I was told that if I do not follow her prescription, in later years cysts/tumors might develop. I was prescribed with what she mentioned as 'gynecopathy killer' but it was very costly so i decided to not purchase it. And I am not sure whether her prescription is trustworthy, only to meet sales.
However she sounded convincing, and a little worried as well, as before i left for china, i was having very light bloody discharge/light period (1 week early) which worries me about HPV infection (but I've read that it could be nothing to worry about,just normal hormonal surges). And also I think I have bacterial vaginosis, which is self-diagnosed from the mild foul-smelling discharge, but am not too worried as ive read it is quite common. I haven't seen the doctor yet. I am thinking of visiting a TCM practitioner, but I am sure if she will misdiagnose, so I just want to make sure I am well informed before seeing her.

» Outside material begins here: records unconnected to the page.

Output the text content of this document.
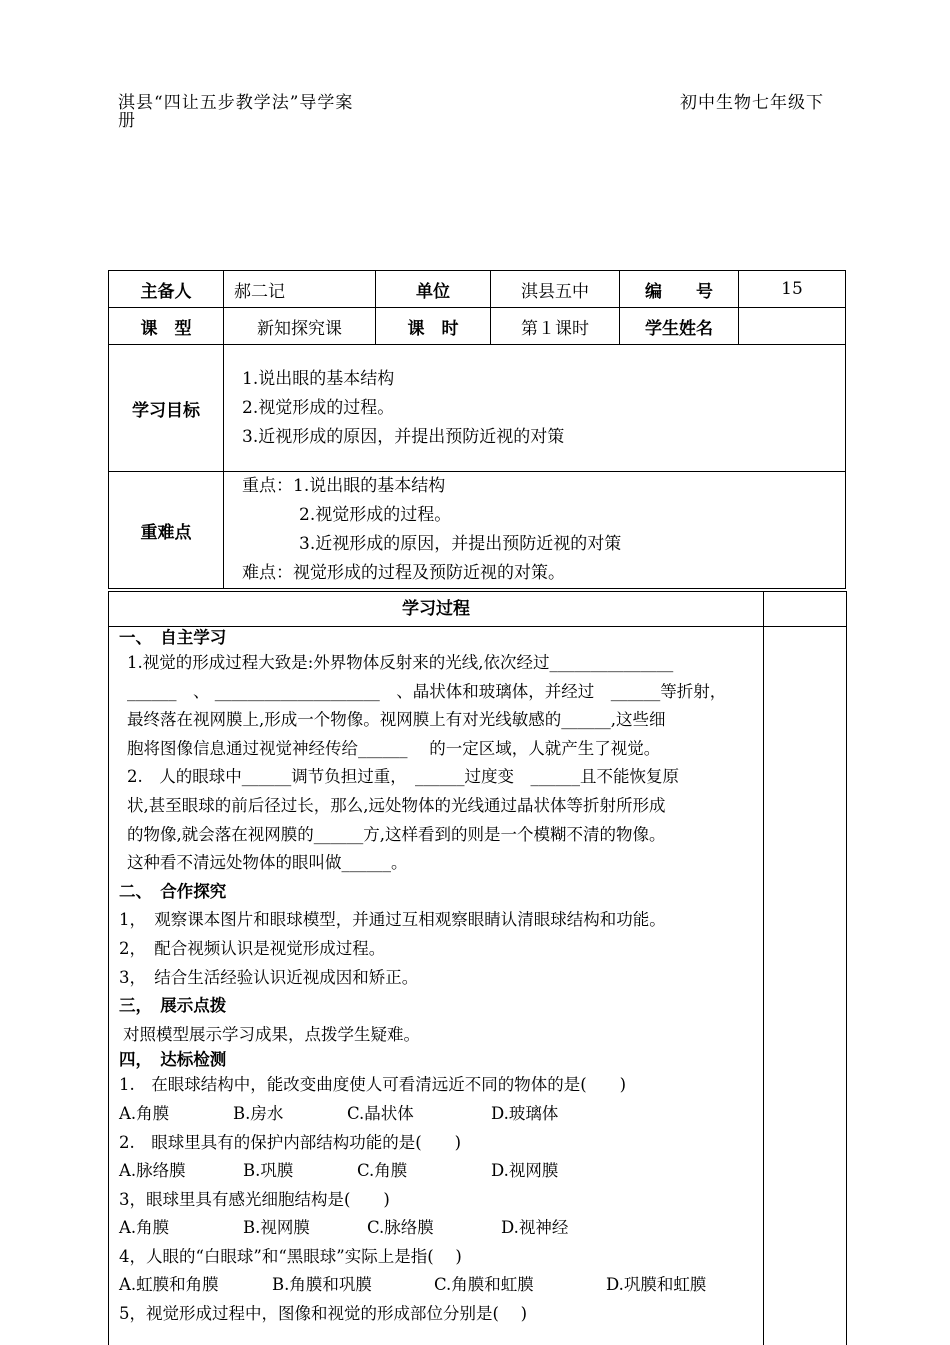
淇县“四让五步教学法”导学案
册
初中生物七年级下
主备人	郝二记	单位	淇县五中	编　　号	15
课　型	新知探究课	课　时	第１课时	学生姓名	
学习目标	1.说出眼的基本结构
2.视觉形成的过程。
3.近视形成的原因，并提出预防近视的对策				

重难点	重点：1.说出眼的基本结构
2.视觉形成的过程。
3.近视形成的原因，并提出预防近视的对策
难点：视觉形成的过程及预防近视的对策。				
学习过程
一、　自主学习
1.视觉的形成过程大致是:外界物体反射来的光线,依次经过_______________
______　、 ____________________　、晶状体和玻璃体，并经过　______等折射，
最终落在视网膜上,形成一个物像。视网膜上有对光线敏感的______,这些细
胞将图像信息通过视觉神经传给______　 的一定区域，人就产生了视觉。
2.　人的眼球中______调节负担过重，　______过度变　______且不能恢复原
状,甚至眼球的前后径过长，那么,远处物体的光线通过晶状体等折射所形成
的物像,就会落在视网膜的______方,这样看到的则是一个模糊不清的物像。
这种看不清远处物体的眼叫做______。
二、　合作探究
1，　观察课本图片和眼球模型，并通过互相观察眼睛认清眼球结构和功能。
2，　配合视频认识是视觉形成过程。
3，　结合生活经验认识近视成因和矫正。
三，　展示点拨
对照模型展示学习成果，点拨学生疑难。
四，　达标检测
1.　在眼球结构中，能改变曲度使人可看清远近不同的物体的是(　　)
A.角膜	B.房水	C.晶状体	D.玻璃体
2.　眼球里具有的保护内部结构功能的是(　　)
A.脉络膜	B.巩膜	C.角膜	D.视网膜
3，眼球里具有感光细胞结构是(　　)
A.角膜	B.视网膜	C.脉络膜	D.视神经
4，人眼的“白眼球”和“黑眼球”实际上是指(　 )
A.虹膜和角膜	B.角膜和巩膜	C.角膜和虹膜	D.巩膜和虹膜
5，视觉形成过程中，图像和视觉的形成部位分别是(　 )
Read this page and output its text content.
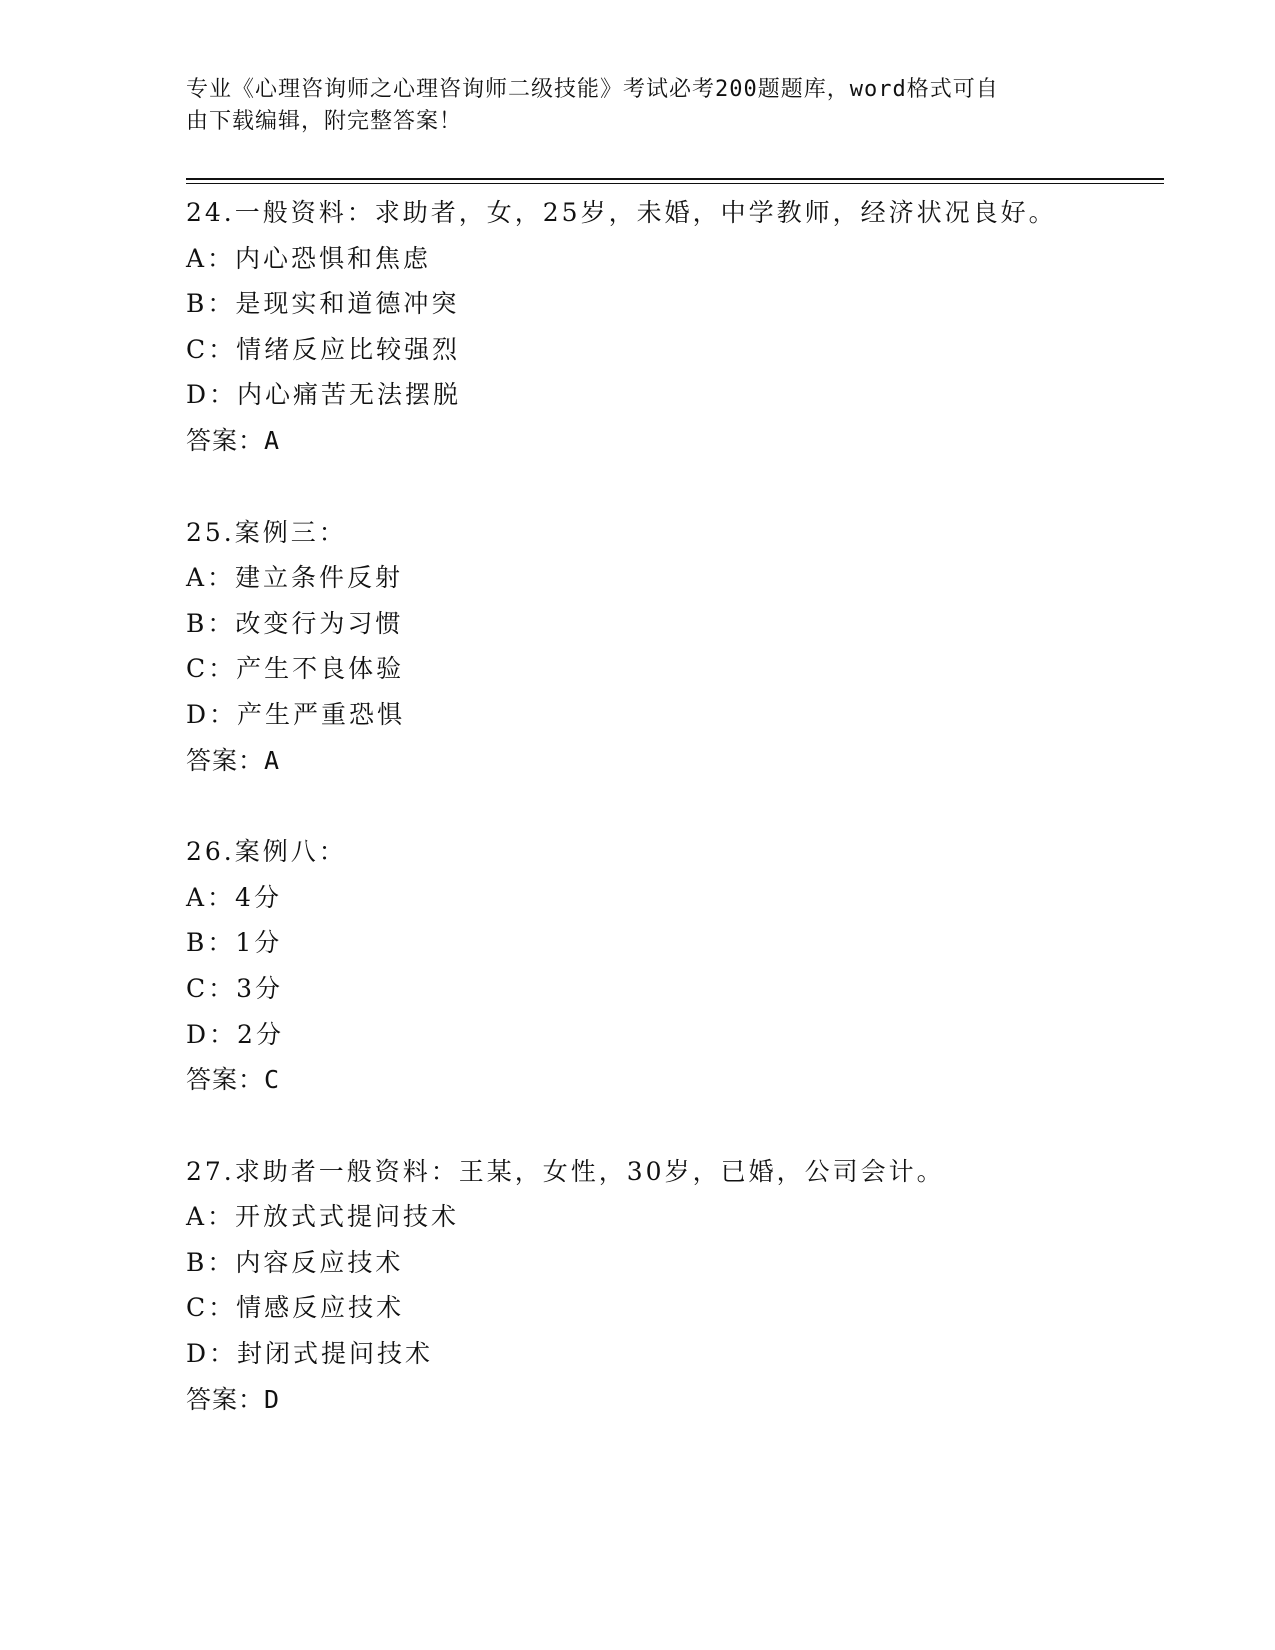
专业《心理咨询师之心理咨询师二级技能》考试必考200题题库，word格式可自
由下载编辑，附完整答案！
24.一般资料：求助者，女，25岁，未婚，中学教师，经济状况良好。
A：内心恐惧和焦虑
B：是现实和道德冲突
C：情绪反应比较强烈
D：内心痛苦无法摆脱
答案：A
25.案例三：
A：建立条件反射
B：改变行为习惯
C：产生不良体验
D：产生严重恐惧
答案：A
26.案例八：
A：4分
B：1分
C：3分
D：2分
答案：C
27.求助者一般资料：王某，女性，30岁，已婚，公司会计。
A：开放式式提问技术
B：内容反应技术
C：情感反应技术
D：封闭式提问技术
答案：D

If I take these herbs prescribed generally for gynecopathy, will it cure just the cold uterus condition/ rid of the bacterial vaginosis as well? how about HPV? what are the side effects taking the herbs? Does it matter if I take these herbs, even when i do not have cold uterus, for prevention?
Quite a long post. But thanks in advance
|Posted on Thursday, January 28, 2010 - 17:45: |
Hi Terry. Getting diagnosed in China and continuing suggested treatment without a close supervision by the practitioner, is bad medicine. It is very popular nowadays in China but it is only good for business not for health.
However, the Ch. dr. who examined you might be right (or not), but if you are concerned you should see a Ch. dr. where you live - one who can follow up the treatment and make sure it is going the right direction. Checking one's pulse and inquiring for changes in the course of a treatment is a fundamental prerequisite of Ch. med., and any medicine at all for that matter. Chinese doctors usually apply changes to their prescriptions (or acupuncture) in the course of a treatment in accordance with their patients' response. I therefore suggest that you find a skilled and experienced practitioner where you live and seek his/her advice. Your problem responds extremely well to acupuncture, if done correctly.
|Posted on Monday, February 01, 2010 - 19:39: |
Thank you for your advice! I will visit a ch. dr. as soon as possible. I hope many others will stumble upon this as well
|Posted on Tuesday, February 02, 2010 - 09:09: |
I think you have raised some intresting points here. The cost of medicine asside. That pulse diagnosis can cross barriers of language, culture, conditioning and msny taboo antecedents to disease. I wish you well in yourjourney of discovery and healing.